お互い自然に振る舞ってるつもりだけど、なんだか不自然。
『うん、昨日切った。ユウヤは相変わらずだな〜』
先月までユウヤは高校球児だった。
夏休み前はツルツルだった頭に少し毛が生えて、普通の坊主になっただけ。
「これから伸ばすんだよ!」
ユウヤのロン毛…
正直なところ、想像したくない。
「ハルカは感想文終わった?」
『うん、教習の空き時間に書き切った』
ユウヤとはなんとな〜く、よく話す。
最近だけどね。
このまま戻れないかな、なんて都合のいいことをたま〜に、考えてしまう。
「んで、免許取れたの?」
聞かれて指を折って数えた。
『3日前にマニュアル、取得致しました〜!!』
あたし、頑張った。
夏休みは教習受けて、バイトして、学校来て進路のことやって、夜はお神楽の稽古行って…

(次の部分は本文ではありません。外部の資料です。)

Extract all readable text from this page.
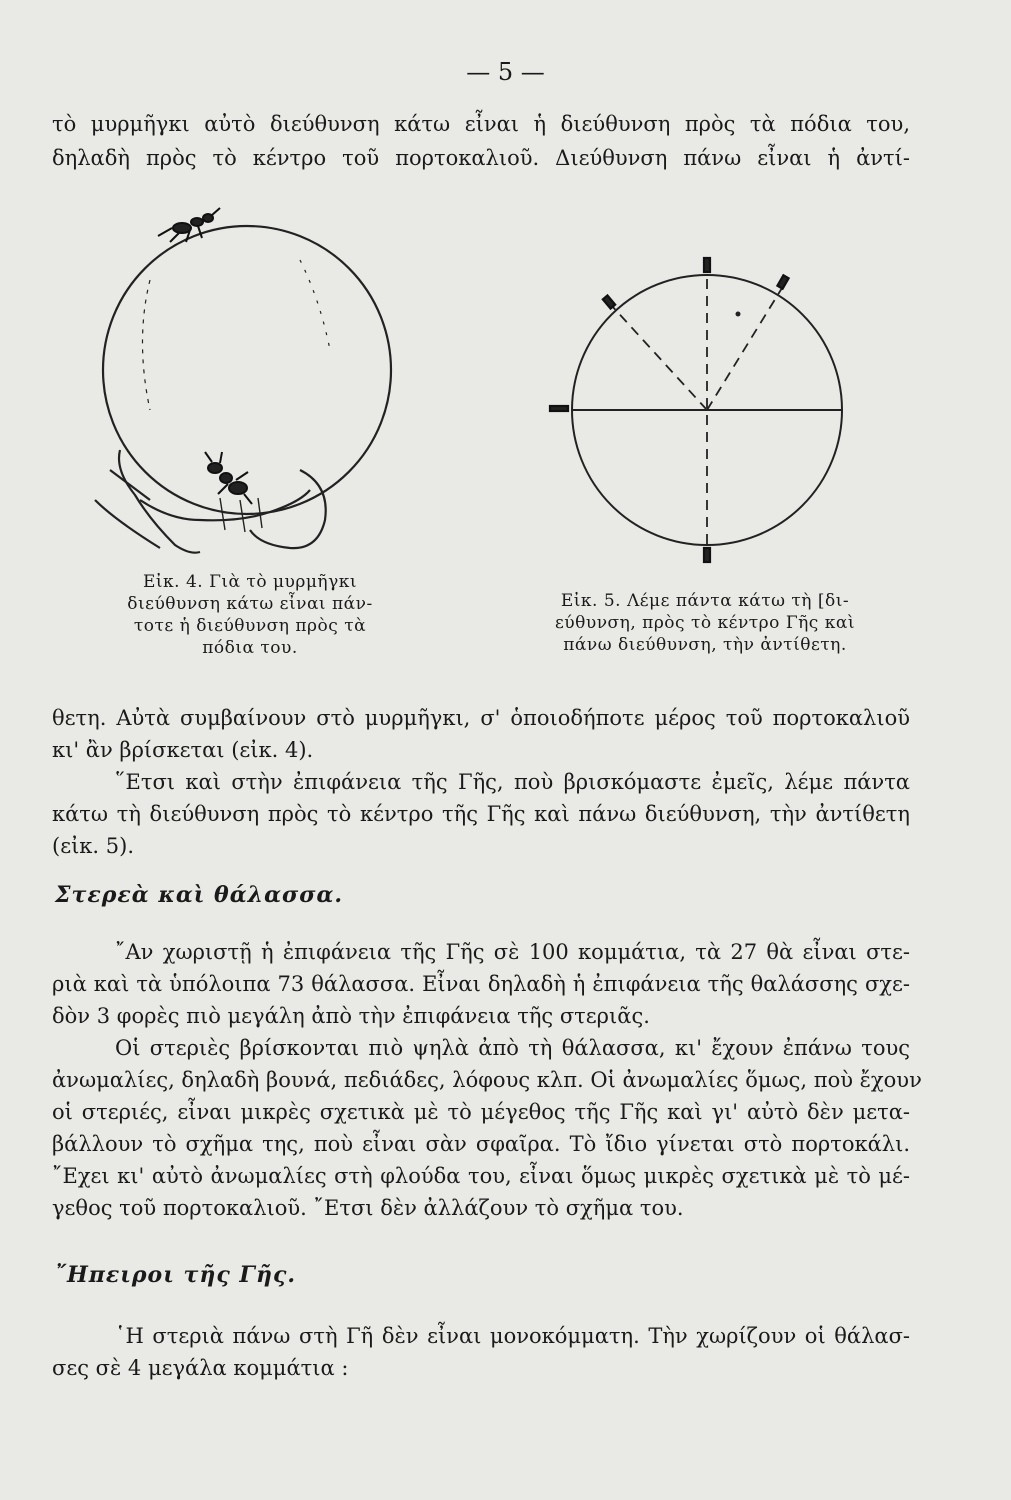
— 5 —
τὸ μυρμῆγκι αὐτὸ διεύθυνση κάτω εἶναι ἡ διεύθυνση πρὸς τὰ πόδια του,
δηλαδὴ πρὸς τὸ κέντρο τοῦ πορτοκαλιοῦ. Διεύθυνση πάνω εἶναι ἡ ἀντί-
Εἰκ. 4. Γιὰ τὸ μυρμῆγκι
διεύθυνση κάτω εἶναι πάν-
τοτε ἡ διεύθυνση πρὸς τὰ
πόδια του.
Εἰκ. 5. Λέμε πάντα κάτω τὴ [δι-
εύθυνση, πρὸς τὸ κέντρο Γῆς καὶ
πάνω διεύθυνση, τὴν ἀντίθετη.
θετη. Αὐτὰ συμβαίνουν στὸ μυρμῆγκι, σ' ὁποιοδήποτε μέρος τοῦ πορτοκαλιοῦ
κι' ἂν βρίσκεται (εἰκ. 4).
῞Ετσι καὶ στὴν ἐπιφάνεια τῆς Γῆς, ποὺ βρισκόμαστε ἐμεῖς, λέμε πάντα
κάτω τὴ διεύθυνση πρὸς τὸ κέντρο τῆς Γῆς καὶ πάνω διεύθυνση, τὴν ἀντίθετη
(εἰκ. 5).
Στερεὰ καὶ θάλασσα.
῎Αν χωριστῇ ἡ ἐπιφάνεια τῆς Γῆς σὲ 100 κομμάτια, τὰ 27 θὰ εἶναι στε-
ριὰ καὶ τὰ ὑπόλοιπα 73 θάλασσα. Εἶναι δηλαδὴ ἡ ἐπιφάνεια τῆς θαλάσσης σχε-
δὸν 3 φορὲς πιὸ μεγάλη ἀπὸ τὴν ἐπιφάνεια τῆς στεριᾶς.
Οἱ στεριὲς βρίσκονται πιὸ ψηλὰ ἀπὸ τὴ θάλασσα, κι' ἔχουν ἐπάνω τους
ἀνωμαλίες, δηλαδὴ βουνά, πεδιάδες, λόφους κλπ. Οἱ ἀνωμαλίες ὅμως, ποὺ ἔχουν
οἱ στεριές, εἶναι μικρὲς σχετικὰ μὲ τὸ μέγεθος τῆς Γῆς καὶ γι' αὐτὸ δὲν μετα-
βάλλουν τὸ σχῆμα της, ποὺ εἶναι σὰν σφαῖρα. Τὸ ἴδιο γίνεται στὸ πορτοκάλι.
῎Εχει κι' αὐτὸ ἀνωμαλίες στὴ φλούδα του, εἶναι ὅμως μικρὲς σχετικὰ μὲ τὸ μέ-
γεθος τοῦ πορτοκαλιοῦ. ῎Ετσι δὲν ἀλλάζουν τὸ σχῆμα του.
῎Ηπειροι τῆς Γῆς.
῾Η στεριὰ πάνω στὴ Γῆ δὲν εἶναι μονοκόμματη. Τὴν χωρίζουν οἱ θάλασ-
σες σὲ 4 μεγάλα κομμάτια :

バイトしながら夏休み中にフィニッシュは奇跡って、教官たちからも褒められた。
卒検には1回落ちたんだけど…
ユウヤは自分のことの様に喜んでる。
「免許証、見せて!」
『はいよ、』
「うあ〜、なんで髪切っちゃったの?俺ボブのが好きだったのにな…」
ボブもどきをさらに切ったのは面接に向けて。
他に大した理由はない。
あとは成人式に向けて伸ばすつもり。
「すいませんお二人さーん、いちゃいちゃするならヨリ戻してからにして下さーい」
「そうでーす。疑っちゃいまーす」
こういうのはよく言われる。
気を遣ってくれてるかは分からないけど、正直嬉しい。